Beitrag von lulu06 13.03.10 - 21:13 Uhr

Ja sie hat die schon wohl eingeräumt, aber ich war da jetzt nie soooooooooooo hinter her. Ich habe ehr gefragt, ob sie mir hilft, als das sie unbedingt musste. Das war ok.

Also ich denke auch, ich werde dann beim nächsten Mal androhen, dass die Steine dann wegkommen. Ich möchte halt auch konsequent sein, und nicht androhen und dann doch nicht durchziehen.

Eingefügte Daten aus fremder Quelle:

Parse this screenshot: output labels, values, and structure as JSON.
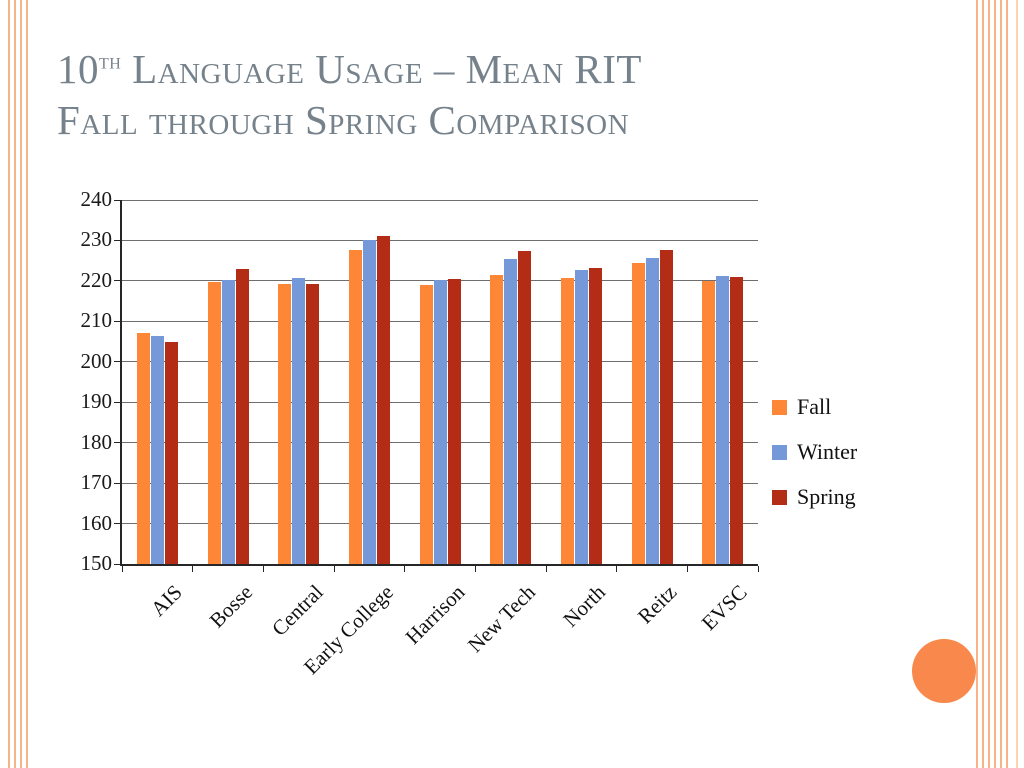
{
  "slide": {
    "title": {
      "prefix": "10",
      "superscript": "th",
      "line1_rest": " Language Usage – Mean RIT",
      "line2": "Fall through Spring Comparison"
    },
    "theme": {
      "title_color": "#76828b",
      "stripe_color": "#f6b488",
      "circle_color": "#f8884b"
    }
  },
  "chart_data": {
    "type": "bar",
    "title": "",
    "xlabel": "",
    "ylabel": "",
    "categories": [
      "AIS",
      "Bosse",
      "Central",
      "Early College",
      "Harrison",
      "New Tech",
      "North",
      "Reitz",
      "EVSC"
    ],
    "series": [
      {
        "name": "Fall",
        "color": "#fe8637",
        "values": [
          207.2,
          219.7,
          219.2,
          227.6,
          219.0,
          221.5,
          220.7,
          224.5,
          220.0
        ]
      },
      {
        "name": "Winter",
        "color": "#7598d9",
        "values": [
          206.4,
          220.2,
          220.8,
          230.0,
          220.2,
          225.5,
          222.8,
          225.7,
          221.2
        ]
      },
      {
        "name": "Spring",
        "color": "#b32c16",
        "values": [
          204.9,
          223.0,
          219.2,
          231.0,
          220.5,
          227.5,
          223.2,
          227.7,
          221.0
        ]
      }
    ],
    "ylim": [
      150,
      240
    ],
    "ytick_step": 10,
    "grid": true,
    "legend_position": "right"
  }
}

Beitrag von pinklady666 13.03.10 - 21:29 Uhr

Hallo Lulu

Wie ist das abendliche Einräumen denn während deinem KKH Aufenthalt abgelaufen?
Bei uns ist es nämlich so, dass Marie bei Oma und Opa z.B. anfangs nie einräumen musste. Das hat sie dann bei uns auch probiert.
Mein Mann und ich waren jedoch standhaft, wir räumen gemeinsam auf. Hilft sie nicht, sind die Sachen für einen Tag weg.
Mittlerweile läuft es auch bei meinen Eltern so. Aber bei vielen anderen Dingen, die wir unterschiedlich handhaben, merke ich immer wieder dass Marie bei uns probiert die Regeln von Oma und Opa "durchzudrücken" und umgekehrt. Z.B. der MIttagsschlaf, den darf sie bei mir in ihrer "Höhle" (Laufställchen als Kuschelecke umfunktioniert mit Baldachin, Kuschelkissen etc) machen. Oma besteht jedoch aufs Bett. Da protestiert sie dann (Oma will jedoch die Überwachung des Angelcare haben, um mitzubekommen wenn Marie aufsteht). Oder bei Opa darf sie abends mit Licht einschlafen. Da wird natürlich dann mal radau gemacht, weil ich möchte dass sie ihre Lampe löscht bevor sie die Augen zu macht.

Natürlich wird es deiner Tochter auch etwas ausmachen, dass du derzeit nicht so kannst, wie sie es gewohnt ist. Das wird natürlich auch mit eine Rolle spielen.

Liebe Grüße

Bianca

Beitrag von qayw 13.03.10 - 22:08 Uhr

Hallo,

Merle wird im Mai 3 und bei uns läuft es schon länger so, daß aufgeräumt wird, wenn ich es sage.
Wenn sie sich weigert, räume ich auf und packe die Sachen bis zum übernächsten Tag in den Keller. Mittlerweile reicht schon die Drohung, daß es dann in den Keller wandert, um sie zum Mitmachen zu bewegen. Also zu klein, ist sie definitiv nicht.

Vielleicht mußte sie bei Papa oder den Großeltern nicht aufräumen?

Ich würde aber schon weiter die Grenzen setzen, die mir wichtig sind, auch wenn es gerade schwerer für sie ist.
Da würde ich eher vermehrt mit ihr kuscheln oder was schönes mit ihr unternehmen.